Не попросил, не приказал, а так, небрежно обронил, будто не сомневался, что ворочать его мешки для Игната в радость. В помощи Игнат никому не отказывал. Как не помочь? В каждом мешке больше четырех пудов зерна, попробуй один взвали на плечи, подними по шаткой лестнице к ковшу на полати. И тяжко, и несподручно… Но тут он наотрез отказался.

— Сам не выболел, свидетельщик.

Стоял тут же, смотрел, как Ерема, краской наливаясь от натуги, разгружал телегу. На лбу вспухали синие жилы, пот катился по лицу. Закончив работу, с полчаса не мог отдышаться, хватал воздух открытым ртом и воротил глаза от Игната.

Пустив мельницу, Игнат остановился у ларя, ловил на ладонь струйку муки, растирал пальцами, проверяя тонкость помола. Ерема подступил к нему с листом бумаги.

— Акт на тебя составлю. За мельницей не смотришь.

Это была неправда. Мельницу он давно привел в порядок. Рассердился:

— Я тебе вот составлю! Ишь ты, прыщик!

— Ага, так?! И эти слова в акт впишу. Вредительством занимаешься, дорогой брата идешь.

Игнат перекрыл воду. Мельница остановилась.

— Уезжай, Ерема. Не доводи до греха.

— Молоть отказываешься?

— Отказываюсь.

— И это запишу.

Потом Игната вызвал в сельсовет Стефан Иванович, свел с Еремой, заставил рассказать, как и что получилось, выслушав, тут же отругал Ерему и пригрозил, что если попробует козырять своей должностью, худо будет.

Вода из лужи вытекла. Игнат заровнял канаву. По улице, чмякая копытами по грязи, прошли с пастбища коровы. Скоро Настя приедет с работы. Может быть, сегодня остаться дома? Походив по двору, он снова сел на крыльцо и стал ждать жену. Она приехала в сумерках. Устало присела рядом.

— Ужин не сварил?

— Нет.

— И посиживаешь! Экий ты у меня… Ты почему дома?

— Рымарев вызывал.
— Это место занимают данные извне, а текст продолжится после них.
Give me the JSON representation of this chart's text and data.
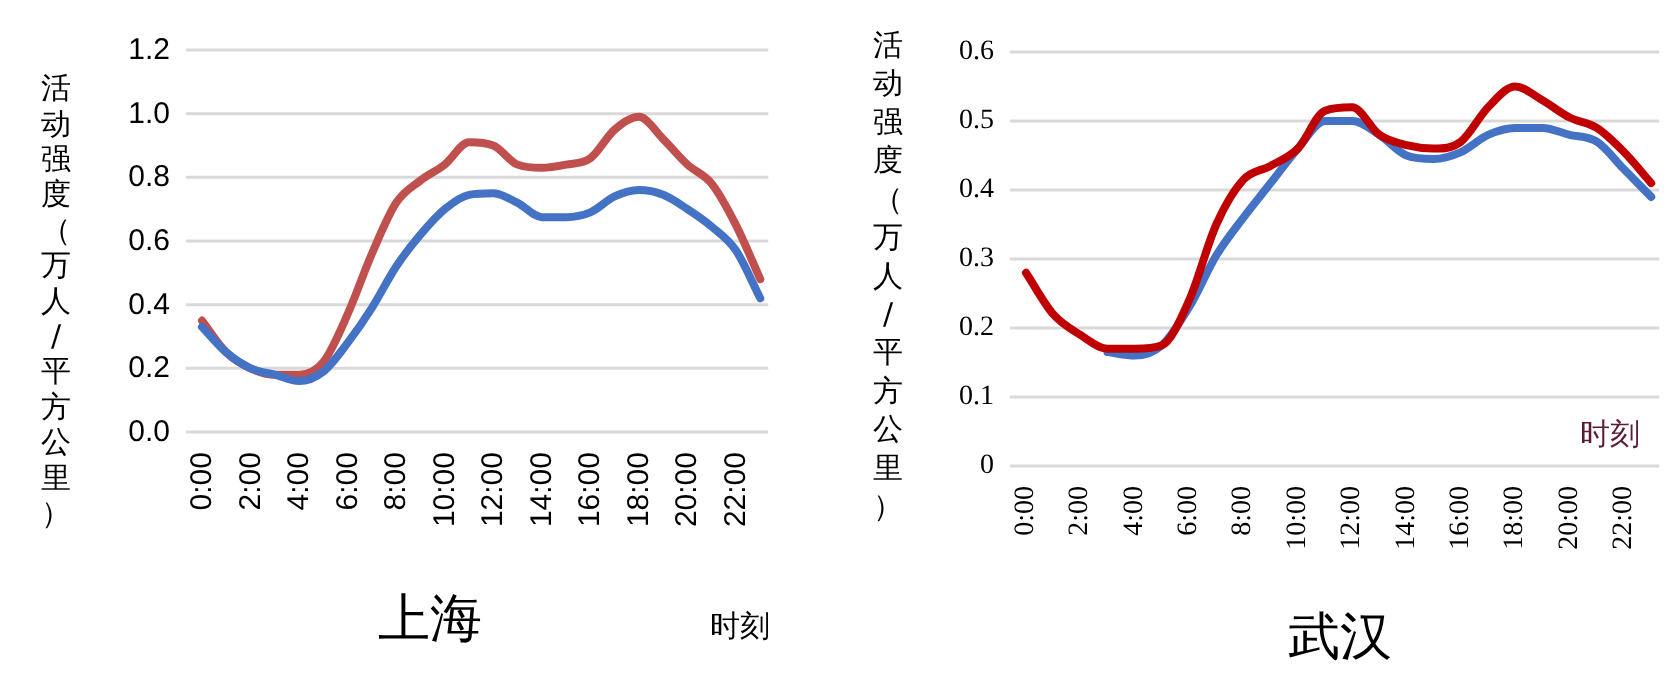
{
  "chart_data": [
    {
      "type": "line",
      "title": "上海",
      "xlabel": "时刻",
      "ylabel": "活动强度（万人/平方公里）",
      "categories": [
        "0:00",
        null,
        "2:00",
        null,
        "4:00",
        null,
        "6:00",
        null,
        "8:00",
        null,
        "10:00",
        null,
        "12:00",
        null,
        "14:00",
        null,
        "16:00",
        null,
        "18:00",
        null,
        "20:00",
        null,
        "22:00",
        null
      ],
      "series": [
        {
          "color": "#c0504d",
          "values": [
            0.35,
            0.25,
            0.2,
            0.18,
            0.18,
            0.22,
            0.37,
            0.56,
            0.72,
            0.79,
            0.84,
            0.91,
            0.9,
            0.84,
            0.83,
            0.84,
            0.86,
            0.95,
            0.99,
            0.92,
            0.84,
            0.78,
            0.65,
            0.48
          ]
        },
        {
          "color": "#4472c4",
          "values": [
            0.33,
            0.25,
            0.2,
            0.18,
            0.16,
            0.19,
            0.28,
            0.39,
            0.52,
            0.62,
            0.7,
            0.745,
            0.75,
            0.72,
            0.675,
            0.675,
            0.69,
            0.74,
            0.76,
            0.745,
            0.7,
            0.645,
            0.57,
            0.42
          ]
        }
      ],
      "ylim": [
        0,
        1.2
      ],
      "yticks": [
        {
          "value": 0,
          "label": "0.0"
        },
        {
          "value": 0.2,
          "label": "0.2"
        },
        {
          "value": 0.4,
          "label": "0.4"
        },
        {
          "value": 0.6,
          "label": "0.6"
        },
        {
          "value": 0.8,
          "label": "0.8"
        },
        {
          "value": 1,
          "label": "1.0"
        },
        {
          "value": 1.2,
          "label": "1.2"
        }
      ],
      "grid": "y"
    },
    {
      "type": "line",
      "title": "武汉",
      "xlabel": "时刻",
      "ylabel": "活动强度（万人/平方公里）",
      "categories": [
        "0:00",
        null,
        "2:00",
        null,
        "4:00",
        null,
        "6:00",
        null,
        "8:00",
        null,
        "10:00",
        null,
        "12:00",
        null,
        "14:00",
        null,
        "16:00",
        null,
        "18:00",
        null,
        "20:00",
        null,
        "22:00",
        null
      ],
      "series": [
        {
          "color": "#4472c4",
          "values": [
            null,
            null,
            null,
            0.165,
            0.16,
            0.175,
            0.23,
            0.305,
            0.36,
            0.41,
            0.46,
            0.5,
            0.5,
            0.48,
            0.45,
            0.445,
            0.455,
            0.48,
            0.49,
            0.49,
            0.48,
            0.47,
            0.43,
            0.39
          ]
        },
        {
          "color": "#c00000",
          "values": [
            0.28,
            0.22,
            0.19,
            0.17,
            0.17,
            0.175,
            0.24,
            0.35,
            0.415,
            0.435,
            0.46,
            0.515,
            0.52,
            0.48,
            0.465,
            0.46,
            0.47,
            0.52,
            0.55,
            0.53,
            0.505,
            0.49,
            0.455,
            0.41
          ]
        }
      ],
      "ylim": [
        0,
        0.6
      ],
      "yticks": [
        0,
        0.1,
        0.2,
        0.3,
        0.4,
        0.5,
        0.6
      ],
      "grid": "y"
    }
  ]
}
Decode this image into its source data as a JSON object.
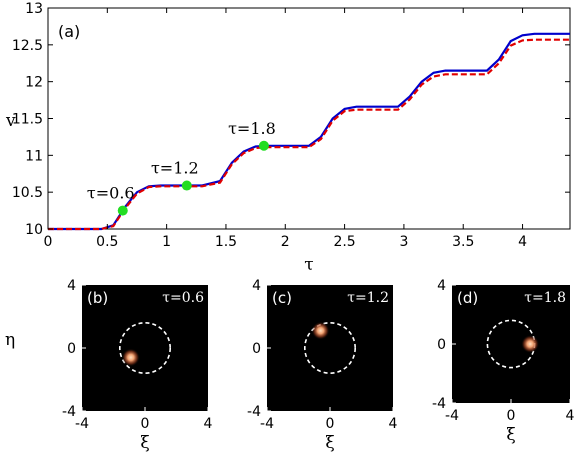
{
  "chart_data": [
    {
      "type": "line",
      "panel_label": "(a)",
      "xlabel": "τ",
      "ylabel": "v",
      "xlim": [
        0,
        4.4
      ],
      "ylim": [
        10,
        13
      ],
      "x_ticks": [
        "0",
        "0.5",
        "1",
        "1.5",
        "2",
        "2.5",
        "3",
        "3.5",
        "4"
      ],
      "y_ticks": [
        "10",
        "10.5",
        "11",
        "11.5",
        "12",
        "12.5",
        "13"
      ],
      "series": [
        {
          "style": "solid",
          "color": "#0000cc",
          "x": [
            0,
            0.45,
            0.55,
            0.65,
            0.75,
            0.85,
            0.95,
            1.3,
            1.45,
            1.55,
            1.65,
            1.75,
            1.85,
            2.2,
            2.3,
            2.4,
            2.5,
            2.6,
            2.95,
            3.05,
            3.15,
            3.25,
            3.35,
            3.7,
            3.8,
            3.9,
            4.0,
            4.1,
            4.4
          ],
          "y": [
            10.0,
            10.0,
            10.05,
            10.3,
            10.5,
            10.58,
            10.59,
            10.59,
            10.65,
            10.9,
            11.05,
            11.12,
            11.13,
            11.13,
            11.25,
            11.5,
            11.63,
            11.66,
            11.66,
            11.8,
            12.0,
            12.12,
            12.15,
            12.15,
            12.3,
            12.55,
            12.63,
            12.65,
            12.65
          ]
        },
        {
          "style": "dashed",
          "color": "#e00000",
          "x": [
            0,
            0.45,
            0.55,
            0.65,
            0.75,
            0.85,
            0.95,
            1.3,
            1.45,
            1.55,
            1.65,
            1.75,
            1.85,
            2.2,
            2.3,
            2.4,
            2.5,
            2.6,
            2.95,
            3.05,
            3.15,
            3.25,
            3.35,
            3.7,
            3.8,
            3.9,
            4.0,
            4.1,
            4.4
          ],
          "y": [
            10.0,
            10.0,
            10.04,
            10.28,
            10.48,
            10.57,
            10.58,
            10.58,
            10.63,
            10.88,
            11.03,
            11.1,
            11.11,
            11.11,
            11.22,
            11.47,
            11.6,
            11.62,
            11.62,
            11.76,
            11.96,
            12.07,
            12.1,
            12.1,
            12.25,
            12.49,
            12.56,
            12.57,
            12.57
          ]
        }
      ],
      "markers": [
        {
          "x": 0.63,
          "y": 10.25,
          "label": "τ=0.6",
          "color": "#22dd22"
        },
        {
          "x": 1.17,
          "y": 10.59,
          "label": "τ=1.2",
          "color": "#22dd22"
        },
        {
          "x": 1.82,
          "y": 11.13,
          "label": "τ=1.8",
          "color": "#22dd22"
        }
      ]
    },
    {
      "type": "heatmap",
      "panel_label": "(b)",
      "tau_label": "τ=0.6",
      "xlabel": "ξ",
      "ylabel": "η",
      "xlim": [
        -4,
        4
      ],
      "ylim": [
        -4,
        4
      ],
      "x_ticks": [
        "-4",
        "0",
        "4"
      ],
      "y_ticks": [
        "4",
        "0",
        "-4"
      ],
      "circle_radius": 1.6,
      "spot": {
        "x": -0.9,
        "y": -0.6
      }
    },
    {
      "type": "heatmap",
      "panel_label": "(c)",
      "tau_label": "τ=1.2",
      "xlabel": "ξ",
      "ylabel": "η",
      "xlim": [
        -4,
        4
      ],
      "ylim": [
        -4,
        4
      ],
      "x_ticks": [
        "-4",
        "0",
        "4"
      ],
      "y_ticks": [
        "4",
        "0",
        "-4"
      ],
      "circle_radius": 1.6,
      "spot": {
        "x": -0.6,
        "y": 1.1
      }
    },
    {
      "type": "heatmap",
      "panel_label": "(d)",
      "tau_label": "τ=1.8",
      "xlabel": "ξ",
      "ylabel": "η",
      "xlim": [
        -4,
        4
      ],
      "ylim": [
        -4,
        4
      ],
      "x_ticks": [
        "-4",
        "0",
        "4"
      ],
      "y_ticks": [
        "4",
        "0",
        "-4"
      ],
      "circle_radius": 1.6,
      "spot": {
        "x": 1.3,
        "y": 0.0
      }
    }
  ]
}
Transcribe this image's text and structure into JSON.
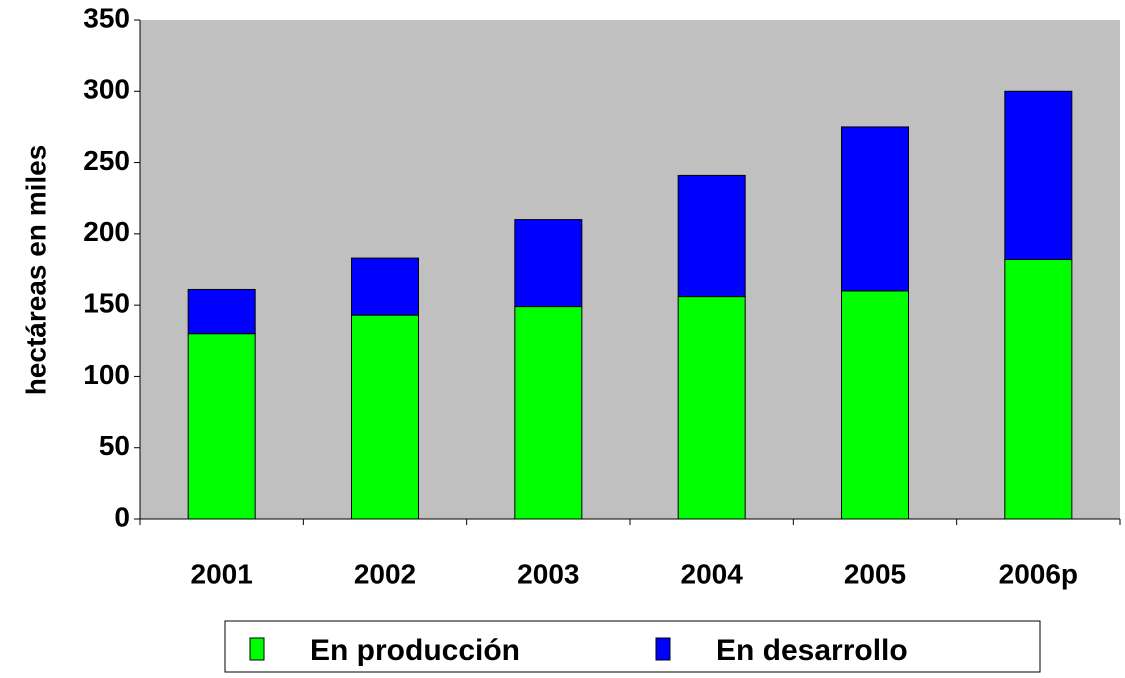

В столярку хотел направить. Отказался.

— Правильно… Что ты настолярничаешь. Она положила ладонь на его плечо, покалеченное Никитой Овчинниковым.

— Не потому.

— А что же?

— Не хочу. Могу, но не хочу. Ну его к черту, Рымарева. Настя помолчала, поднялась, взяла в сенях ведро.

— Пойду корову доить. А у тебя, Игнат, характер портится. Вредным становишься, — смягчая слова, она улыбнулась, ушла на задний двор.

Он сжал в кулак бороду. Наверно, так оно и есть, вредным он стал, несговорчивым. А почему должен быть сговорчивым с тем же Еремой? Может быть, главная беда людей в том и есть, что они терпеливо сносят мелкое своевольство нахальных горлохватов. Когда-то он думал, что стоит всех накормить досыта и жизнь сама собой переменится. Но, выходит, не так все просто. Люди стали жить много лучше, чем раньше, легче достается кусок хлеба… Накормить людей оказалось куда проще, чем переделать человеческую породу.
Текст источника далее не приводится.